Graphene modified high-temperature resistant adhesive for bonding carbon/carbon composites: Microstructure characterization and properties study

A novel graphene modified high-temperature resistant adhesive for bonding carbon/carbon composites was developed. The effects of graphene content on the mechanical properties, thermal conductivities and braking properties of the carbon/carbon joints were studied. When the graphene content in the adhesive was 1.5 wt%, the specimens possessed the bonding strength of 13.2 MPa and the thermal conductivity of 23.89 W/(m?k), which were 63.09% and 145.03% higher than those of 0.0 wt%, respectively, and 24.38% and 64.53% higher than those of 5.0 wt%, respectively. The excellent properties were attributed to the uniform dispersion of graphene in the adhesive matrix, which could effectively reduce the stress concentration and provide a fast heat conductivity network chain. The adhesive properties also had an obvious influence on the braking performance.
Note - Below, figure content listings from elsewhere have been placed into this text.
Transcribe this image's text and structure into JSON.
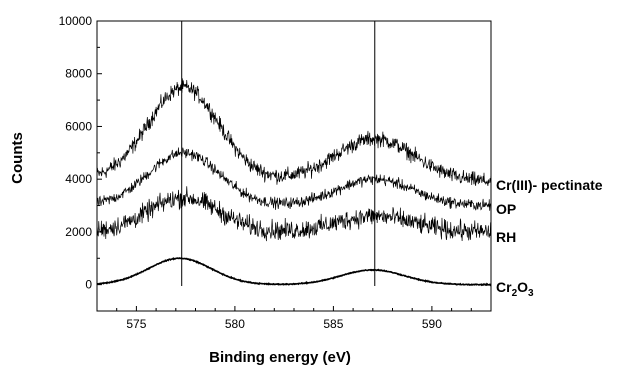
{
  "chart_data": {
    "type": "line",
    "title": "",
    "xlabel": "Binding energy (eV)",
    "ylabel": "Counts",
    "xlim": [
      573,
      593
    ],
    "ylim": [
      -1000,
      10000
    ],
    "x_ticks": [
      575,
      580,
      585,
      590
    ],
    "y_ticks": [
      0,
      2000,
      4000,
      6000,
      8000,
      10000
    ],
    "grid": false,
    "reference_lines_x": [
      577.3,
      587.1
    ],
    "series": [
      {
        "name": "Cr(III)- pectinate",
        "peaks": [
          {
            "center": 577.4,
            "height": 3500,
            "width": 1.8
          },
          {
            "center": 587.1,
            "height": 1600,
            "width": 2.0
          }
        ],
        "baseline": [
          4000,
          3900
        ],
        "noise": 250
      },
      {
        "name": "OP",
        "peaks": [
          {
            "center": 577.4,
            "height": 2000,
            "width": 1.8
          },
          {
            "center": 587.1,
            "height": 1000,
            "width": 1.9
          }
        ],
        "baseline": [
          3000,
          3000
        ],
        "noise": 180
      },
      {
        "name": "RH",
        "peaks": [
          {
            "center": 577.4,
            "height": 1300,
            "width": 1.8
          },
          {
            "center": 587.1,
            "height": 600,
            "width": 1.9
          }
        ],
        "baseline": [
          2000,
          2000
        ],
        "noise": 320
      },
      {
        "name_main": "Cr",
        "name_sub1": "2",
        "name_mid": "O",
        "name_sub2": "3",
        "peaks": [
          {
            "center": 577.2,
            "height": 1000,
            "width": 1.6
          },
          {
            "center": 587.0,
            "height": 560,
            "width": 1.6
          }
        ],
        "baseline": [
          0,
          0
        ],
        "noise": 15
      }
    ]
  }
}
Finite element analysis considered that the main reason for the difference in braking performance was that the temperature and field distribution on the friction surface were affected by the thermal conductivity of the adhesive.

Automated summary

A novel graphene-modified high-temperature resistant adhesive was developed for bonding carbon/carbon composites, showing improved mechanical properties and thermal conductivities. The optimal performance was achieved with 1.5 wt% graphene content, which led to enhanced bonding strength and thermal conductivity compared to other content percentages. The adhesive properties also significantly influenced the braking performance due to thermal conductivity effects on friction surface temperature and distribution.